Jeffery Boney in his column published in the June 13 edition of the Charleston Chronicle offered that political support fueled by familiarity and connections with the candidate must be replaced by a candidate’s ability to develop solid policies that help the Black community. We all know numerous Black elected officials who during their terms in office have developed no policies that help our community.
“Now if members of the Black community would be completely honest,” Boney wrote, “they would admit that a lot of these elected officials often are treated like high-profile celebrities rather than public servants who have the power to advocate for substantive policies that can literally change the economic landscape and quality of life of their communities. Ask yourself, when was the last time your elected official drafted any policy or advocated for any legislation at the local, state or federal level that positively impacted you?”

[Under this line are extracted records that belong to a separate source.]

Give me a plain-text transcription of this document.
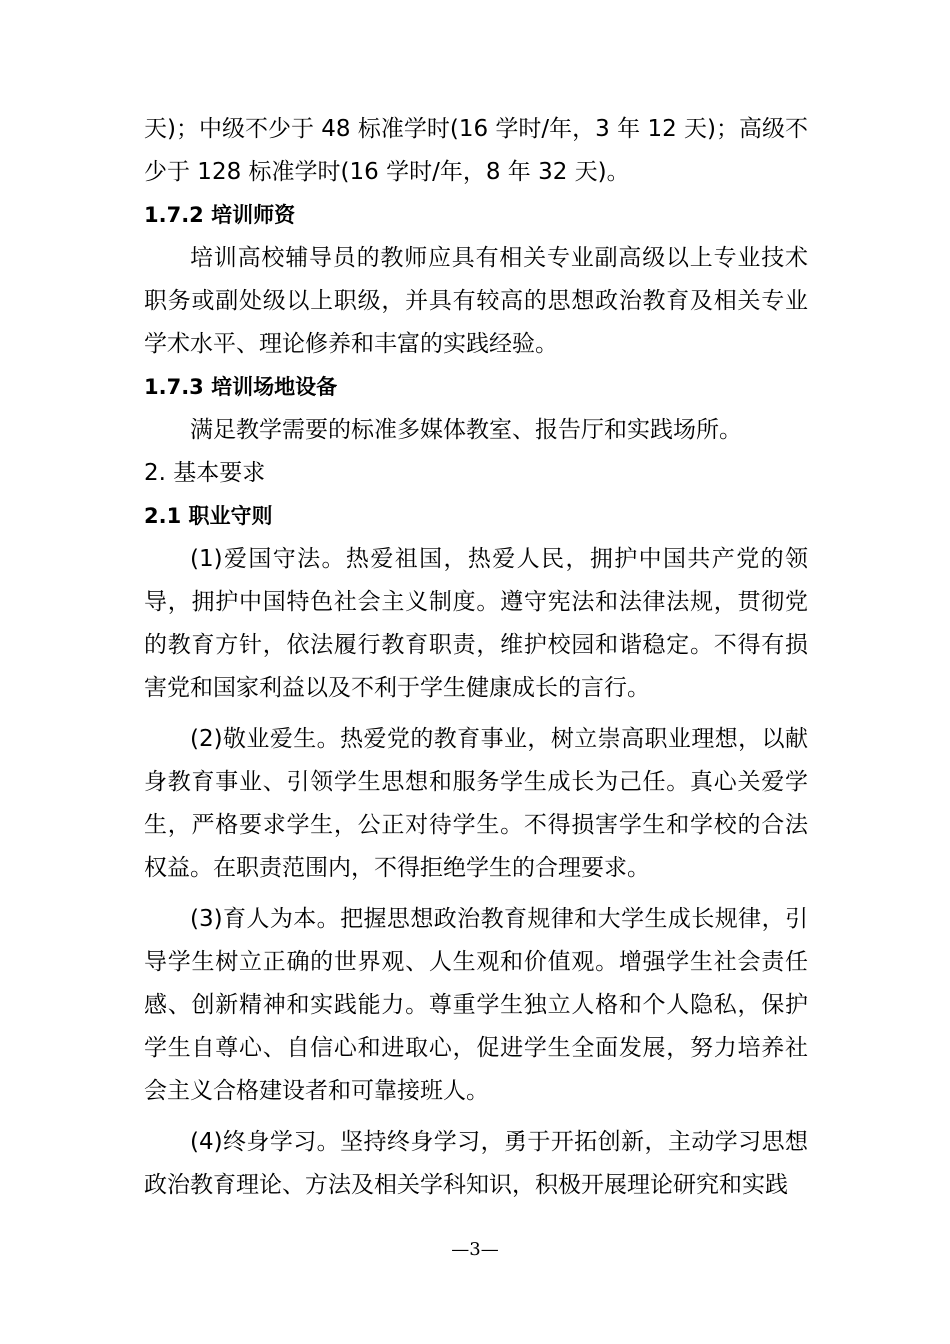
天)；中级不少于 48 标准学时(16 学时/年，3 年 12 天)；高级不少于 128 标准学时(16 学时/年，8 年 32 天)。

1.7.2 培训师资

培训高校辅导员的教师应具有相关专业副高级以上专业技术职务或副处级以上职级，并具有较高的思想政治教育及相关专业学术水平、理论修养和丰富的实践经验。

1.7.3 培训场地设备

满足教学需要的标准多媒体教室、报告厅和实践场所。

2. 基本要求

2.1 职业守则

(1)爱国守法。热爱祖国，热爱人民，拥护中国共产党的领导，拥护中国特色社会主义制度。遵守宪法和法律法规，贯彻党的教育方针，依法履行教育职责，维护校园和谐稳定。不得有损害党和国家利益以及不利于学生健康成长的言行。

(2)敬业爱生。热爱党的教育事业，树立崇高职业理想，以献身教育事业、引领学生思想和服务学生成长为己任。真心关爱学生，严格要求学生，公正对待学生。不得损害学生和学校的合法权益。在职责范围内，不得拒绝学生的合理要求。

(3)育人为本。把握思想政治教育规律和大学生成长规律，引导学生树立正确的世界观、人生观和价值观。增强学生社会责任感、创新精神和实践能力。尊重学生独立人格和个人隐私，保护学生自尊心、自信心和进取心，促进学生全面发展，努力培养社会主义合格建设者和可靠接班人。

(4)终身学习。坚持终身学习，勇于开拓创新，主动学习思想政治教育理论、方法及相关学科知识，积极开展理论研究和实践

—3—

I know that there are talented people in the Black community who can do those things. They just have to get off the couch and get involved. They owe that to their community.
I heard something that said the windshield in your car is much wider than the rearview mirror because it‘s important to see more going forward than looking backward. There are those in the Black community who have the vision to take us where we need to go. We’ve got to identify them, encourage them to become more involved and then support them when they get involved.
Our country and our community are in a dark place. This is not the time for inner strife. The June 12 elections are over, the choices have been made. We must look ahead, identify the opportunities that come with those choices, help those chosen to implement strategies that benefit our community and identify others to follow them.